24 February 2021
Toxicological Assessment of Flavored e-liquids in Sprague Dawley Rats in an OECD Subchronic Inhalation Study Complemented by Systems Toxicology Endpoints
Below is the transcript of the video:
Hi, I'm Jenny Ho. Today I would like to present the poster entitled Toxicological Assessment of Flavored e-liquids in Sprague Dawley Rats in an OECD Subchronic Inhalation Study Complemented by Systems Toxicology Endpoints. It is important you note that Philip Morris international is the sole source of funding and sponsor of this project.
Smoke-free products have the potential to replace cigarettes in the near future. An important aspect for the success of these products is the use of flavoring substances. However, very little is known about the safety of these substances when used in inhalations. In this work, we assess the toxicity of flavored e-liquids in a 90-day inhalation study in accordance with the OECD test guideline 413.
The test item was an e-liquid containing nicotine, PG, and VG at the defined concentrations and flavor mixture with 28 flavoring substances, which were selected using a combination of predictive software and extensive literature review to represent different chemical and metabolic classes. We had six different groups of rats, three of them were tested at three different flavor mixture concentrations. The results were compared with a control, which is PBS and two comparator groups, which exposed to non-flavored e-liquids and PG/VG with flavor mixture at medium concentrations to gain better understanding of possible synergistic effects between nicotine and flavoring substances.
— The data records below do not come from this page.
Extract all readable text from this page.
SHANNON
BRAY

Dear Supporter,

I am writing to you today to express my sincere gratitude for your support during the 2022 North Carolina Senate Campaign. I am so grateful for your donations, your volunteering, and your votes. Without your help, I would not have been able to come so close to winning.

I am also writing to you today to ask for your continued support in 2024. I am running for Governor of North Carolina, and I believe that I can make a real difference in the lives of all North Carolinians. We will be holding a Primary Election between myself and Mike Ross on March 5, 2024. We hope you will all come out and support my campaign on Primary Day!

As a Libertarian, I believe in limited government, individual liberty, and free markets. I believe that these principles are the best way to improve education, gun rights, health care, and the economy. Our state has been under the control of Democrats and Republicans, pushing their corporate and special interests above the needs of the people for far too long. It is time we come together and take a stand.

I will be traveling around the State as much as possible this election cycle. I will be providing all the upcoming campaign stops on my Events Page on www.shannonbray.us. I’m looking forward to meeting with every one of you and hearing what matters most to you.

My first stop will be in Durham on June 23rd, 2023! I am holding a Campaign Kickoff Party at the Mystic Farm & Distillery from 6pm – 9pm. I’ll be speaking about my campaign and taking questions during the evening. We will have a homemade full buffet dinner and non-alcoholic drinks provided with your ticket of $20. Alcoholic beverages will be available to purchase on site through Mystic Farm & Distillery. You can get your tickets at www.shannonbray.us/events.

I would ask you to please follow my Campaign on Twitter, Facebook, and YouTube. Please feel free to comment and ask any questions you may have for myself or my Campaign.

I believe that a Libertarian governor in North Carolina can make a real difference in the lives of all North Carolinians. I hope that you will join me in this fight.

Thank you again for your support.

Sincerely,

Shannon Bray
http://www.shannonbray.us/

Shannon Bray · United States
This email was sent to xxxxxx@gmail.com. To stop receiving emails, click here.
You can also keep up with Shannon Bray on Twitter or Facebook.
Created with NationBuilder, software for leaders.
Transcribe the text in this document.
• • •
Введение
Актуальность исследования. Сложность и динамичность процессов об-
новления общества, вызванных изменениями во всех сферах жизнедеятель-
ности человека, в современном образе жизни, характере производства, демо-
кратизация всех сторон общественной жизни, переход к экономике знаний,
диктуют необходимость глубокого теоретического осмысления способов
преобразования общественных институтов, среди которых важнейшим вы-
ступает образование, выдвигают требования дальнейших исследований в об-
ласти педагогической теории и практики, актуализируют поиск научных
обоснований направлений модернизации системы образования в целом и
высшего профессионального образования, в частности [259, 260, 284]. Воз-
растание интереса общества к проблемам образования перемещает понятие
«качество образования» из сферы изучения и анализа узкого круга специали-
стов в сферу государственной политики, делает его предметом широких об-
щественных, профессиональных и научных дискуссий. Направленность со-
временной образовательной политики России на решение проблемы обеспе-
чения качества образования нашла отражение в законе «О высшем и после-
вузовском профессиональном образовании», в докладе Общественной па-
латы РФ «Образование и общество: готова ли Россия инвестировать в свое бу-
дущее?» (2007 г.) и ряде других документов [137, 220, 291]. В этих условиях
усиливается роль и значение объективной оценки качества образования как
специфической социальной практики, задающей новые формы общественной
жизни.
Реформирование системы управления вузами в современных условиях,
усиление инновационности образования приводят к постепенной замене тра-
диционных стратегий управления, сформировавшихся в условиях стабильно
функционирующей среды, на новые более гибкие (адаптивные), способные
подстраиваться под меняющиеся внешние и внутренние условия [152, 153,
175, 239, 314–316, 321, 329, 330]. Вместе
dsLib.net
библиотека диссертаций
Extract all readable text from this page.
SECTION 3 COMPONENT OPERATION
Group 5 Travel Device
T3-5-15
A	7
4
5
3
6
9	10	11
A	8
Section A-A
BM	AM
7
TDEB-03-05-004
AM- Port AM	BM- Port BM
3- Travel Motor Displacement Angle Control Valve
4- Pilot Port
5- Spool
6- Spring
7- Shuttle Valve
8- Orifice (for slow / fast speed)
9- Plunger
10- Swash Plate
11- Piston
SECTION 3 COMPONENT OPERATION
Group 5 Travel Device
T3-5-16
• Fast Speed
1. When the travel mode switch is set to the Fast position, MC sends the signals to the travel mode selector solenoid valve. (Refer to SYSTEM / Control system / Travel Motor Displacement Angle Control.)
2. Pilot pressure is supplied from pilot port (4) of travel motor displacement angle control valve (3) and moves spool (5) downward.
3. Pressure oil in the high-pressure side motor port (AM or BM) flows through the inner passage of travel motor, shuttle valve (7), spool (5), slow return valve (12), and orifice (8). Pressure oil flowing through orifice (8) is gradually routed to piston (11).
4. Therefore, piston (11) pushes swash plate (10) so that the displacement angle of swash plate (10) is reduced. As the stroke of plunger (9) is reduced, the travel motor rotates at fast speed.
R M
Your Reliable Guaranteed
Aerosols were generated by using 6-jet Collison nebulizers while the rats were restrained and exposed in flow-past nose-only exposure chambers. Aside from classic OECD endpoints, we also assessed a series of biomarkers of exposure, pulmonary inflammation in rats, as well as global transcriptomics changes in tissues. Test atmosphere characterizations revealed that aerosol generation was under control since studying means of daily nicotine, PG and VG at the breathing zone of each exposure chamber fall within plus minus 10% of the target concentrations.
Moreover, the L-carvone quantifiers, representative of the flavor mixture in the test atmosphere, was found to be within the expected concentrations. Correct aerosol uptake was confirmed by measuring different biomarkers of exposure in blood to measure concentration of cotinine a metabolic of nicotine and L-carvone confirmed the consistent uptake of aerosols by the rats.
Pulmonary inflammation was assessed by evaluating the free lung cells and inflammatory mediators in the broncheoalveolar lavage fluid of rats exposed to test and reference items. The results showed no significant increase in the number of recovered cells and minimal changes in the inflammatory mediators. Organ weights show the typical changes associated with a procedure related stress response, including higher weights of adrenal glands, and lower weights of thymus and spleen, mainly in groups exposed to nicotine-containing aerosols. Nicotine exposure also resulted in higher liver weight.
Histopathology of the respiratory organs revealed low incidence changes in the test item-exposed rats and mainly sporadic findings observed in a few rats across groups, including the vehicle control. Only in the larynx, which is the most sensitive site, we observe a minimal to mild squamous metaplasia in all groups, and all the effects were fully reversed after the recovery period. The quantitative, more formal metric analyses were in agreement with the histopathological assessment and highlighted a slight trend in increase of thickness following nicotine exposure, with the majority being not statistically significant.
The transcriptome analysis of the nasal epithelium, lung and liver revealed no or limited differentially expressed genes following exposure to flavoring substances. In contrast, the effect of nicotine on liver transcriptome was evident, with few hundreds of genes up and downregulated.
In conclusion, the results confirmed that the aerosols were well generated and taken up by the rats. The biological effects related to test item exposure were limited and in line with our previous findings following nicotine exposure. Analyses of broncheoalveolar lavage fluid suggested the absence of pulmonary inflammation in agreement with histopathology of respiratory organs, which revealed on these subtle, adaptive, and reversible changes. The flavoring substances did not induce a measurable biological response at the transcriptome levels. Finally, no apparent additive or synergistic toxic effects were observed among the flavoring substances at the tested levels.
Thank you very much for your attention.
Important: This presentation is for the purpose of publishing and disseminating scientific information about Philip Morris International’s efforts to develop and assess products that have the potential to reduce individual risk and population harm associated with tobacco use. This presentation is for audiences of scientists, public health and regulatory communities, and other stakeholders with an interest in tobacco policy. The purpose is not advertising or marketing. It is not intended for use by consumers.